The chairman of the National Election Committee’s commission on fraud appeared to have resigned amid squabbles over procedures Tuesday as election officials began a recount of ballots from three Takeo communes.
The Takeo recounts are expected to be finished today and other communes in Kompong Cham, Kompong Speu and Kampot may also be recounted this week, officials said.
A frustrated NEC Vice Chairman Kassie Neou complained Tuesday that his fellow electoral officials appeared to be stalling investigations into fraud complaints. Others said the problem was the lack of a legal procedure for recounting.
Kassie Noeu said that the NEC’s Election Results Control Commission, which he chairs, had met Tuesday and ordered ballot bags from five more communes to be recounted.
“Ok Bong, director of the operations department, refused to open the door for us to take the ballot bags for counting,” he said early Tuesday afternoon. “You ask him why. All I know is that he refused an order from above.”
It was the first time an official has spoken out about the long-rumored divisions within the NEC over how quickly to respond to concerns over potential fraud.
Later Tuesday, Kassie Neou walked out of an NEC board meeting apparently called to resolve the dispute. “They are still stalling,” he fumed. “Why are they stalling? I ask myself that too.”
Overhead talking about resigning the commission, Kassie Neou denied he would. “No, no. That was just a joke.”
Later Tuesday evening, however, he told Agence France-Presse that he resigned from the results commission but would remain the NEC vice chairman.
NEC Secretary-General Im Suorsdei downplayed the squabble, saying the problem was that there was no procedure yet to decide which of the nearly 1,000 complaints pending should be taken seriously enough to order a recount.
“Everything is resolved now,” Im Suorsdei said. “No one understood the procedure.”
The meeting on Tuesday determined that a subcommittee for legal services, headed by NEC member Tip Jahnvibol, would weed through the complaints and recommend to the Results Commission which ones to act on.
Im Suorsdei, a former Ministry of Interior elections expert who is now the NEC’s top administrator, added that Ok Bong probably refused the ad hoc commission’s order because it also broke with the normal chain of command.
“Ok Bong normally doesn’t take directions from the NEC members. He is under my capacity….Everything goes through the secretariat,” he said, adding that he himself takes his orders from the NEC board.
Shaking his head, Im Suorsdei admitted that the NEC, rushed to pull together the July 26 elections in only seven months, had neglected to draft the necessary framework for the post-election period.
“Many people, even my wife, criticize me. They ask, ‘Why are you so late with this work?’ They don’t understand….We need time for these things.”
Samraing Kamsan, spokesman for NEC Chairman Chheng Phon, said Tuesday the ad hoc committee plans to recount more communes this week from Kompong Speu, Kompong Cham and Kampot.
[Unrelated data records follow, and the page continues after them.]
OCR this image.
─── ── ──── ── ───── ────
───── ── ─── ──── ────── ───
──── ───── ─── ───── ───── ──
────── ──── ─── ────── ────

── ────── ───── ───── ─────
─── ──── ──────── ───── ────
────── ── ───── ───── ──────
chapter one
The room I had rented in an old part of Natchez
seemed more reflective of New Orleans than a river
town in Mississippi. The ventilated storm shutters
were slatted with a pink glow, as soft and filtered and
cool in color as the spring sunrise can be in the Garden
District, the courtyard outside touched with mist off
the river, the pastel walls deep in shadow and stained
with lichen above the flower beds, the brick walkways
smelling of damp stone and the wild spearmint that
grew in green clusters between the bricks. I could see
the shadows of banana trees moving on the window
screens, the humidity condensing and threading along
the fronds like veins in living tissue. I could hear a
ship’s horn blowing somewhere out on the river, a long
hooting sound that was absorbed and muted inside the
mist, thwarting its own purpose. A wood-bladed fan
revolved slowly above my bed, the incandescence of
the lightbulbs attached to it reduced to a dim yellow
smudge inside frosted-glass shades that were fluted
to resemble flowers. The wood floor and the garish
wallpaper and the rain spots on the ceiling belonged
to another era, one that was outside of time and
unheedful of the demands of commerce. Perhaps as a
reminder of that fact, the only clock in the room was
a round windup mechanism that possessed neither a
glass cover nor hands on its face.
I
Tuesday morning, international and national observers, and party agents watched as officials broke the seals on the ballot bags from Sophi, Prambei Mom and Srae Ronoung communes.
More than eight hours later, they were still counting. The original commune counting centers had six or more tables for faster tallies, but Tuesday’s recount had only one table for the whole commune, making the process slower.
International observers present said they saw no clear signs that the ballots or results had been tampered with.
The ballots were locked up overnight at NEC headquarters with a seal placed on the door signed by party agents and observers.
They are scheduled to reconvene the recount this morning.